Aussi, la lutte continue sans relâche et nos priorités à venir seront entre autres de:
• développer et intensifier la lutte multiforme contre le régime du MPS en conjuguant les efforts avec les autres oppositions poursuivant les mêmes buts en vue de combattre efficacement la dictature ;
• travailler sans relâche au renforcement du CNR en expliquant et clarifiant davantage les objectifs politiques auprès des Tchadiens et pays amis afin de faire mieux connaître le mouvement;
• militer réellement pour la tenue d’une Conférence de Paix, de Réconciliation et de Renouveau du Tchad regroupant tous les acteurs de la vie politique sans exclusion en vue de sceller un Pacte national historique qui doit marquer une rupture, une distinction nette entre le passé et l'avenir, et une date à partir de laquelle aucun crime politique ou économique, aucune violation des Droits de l’homme ne pourront rester impunis quel que puisse être leur auteur; un Pacte national dans lequel seront consignés les grands principes d’une République indivisible, souveraine, laïque, tolérante, pacifique et solidaire, fondée sur les valeurs de paix, de justice, d’égalité de tous les hommes devant la loi, de démocratie et de coexistence pacifique entre toutes les communautés ;
• renforcer l’unité de l’opposition et l’amener à focaliser toute son énergie et son action sur l’ennemi principal : le régime dictatorial et clanique de N’djamena et ses acolytes au lieu de faire des amalgames susceptibles de consolider l’ennemi. Il est important de préciser ici que Deby ne représente pas les musulmans parce qu’il est nordiste, ni les Zaghawa parce qu’il est Béri. Il n’est autre qu’un dictateur brut, favorisé par les circonstances du temps, qui essaie désespéramment de se maintenir au pouvoir par des moyens illégaux. Contrairement à un mythe répandu chez certains compatriotes désespérés sur la puissance de Deby, la pérennisation de la dictature actuelle ne s’explique nullement par son «invincibilité», mais plutôt par la désunion et le manque de réalisme de l’opposition dans son ensemble. Le moment n’est-il pas venu de trouver un consensus réaliste et objectif entre tous les fils sans exclusion, qui puisse vaincre la dictature, réconcilier les Tchadiens et instaurer la paix et l’État de droit ? Une telle alternative nous semble être salutaire et constitue le talon d’Achille de l’occupant du Palais rose.

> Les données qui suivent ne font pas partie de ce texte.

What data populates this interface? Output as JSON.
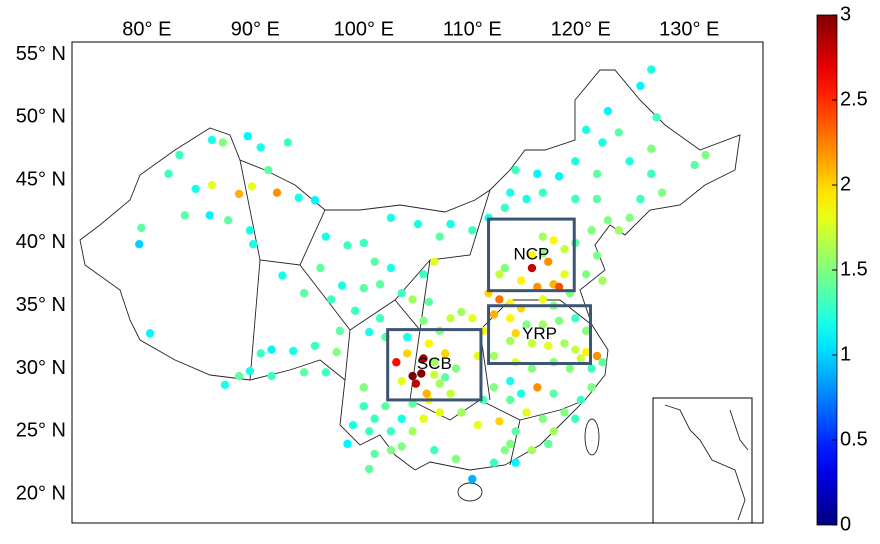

Enfin, l’opposition doit d’abord et avant compter sur ses propres forces au lieu d’attendre que les pays dits « amis » notamment la France de Chirac, qui soutiennent aveuglement Deby contre la volonté populaire, fassent volte-face en jetant l’anathème sur leur protégé. Un tel miracle nous parait peu probable dans la mesure où le patron de N’djamena n’hésite pas une seconde à vider le pays de ses ressources ne serait-ce que pour maintenir ses relations.
       Aussi, le CNR renouvelle son appel à tous les Tchadiens épris de paix, de liberté et de justice de mettre de côté leurs préjugés ainsi que leurs querelles stériles en vue de conjuguer nos efforts pour combattre résolument la dictature clanique.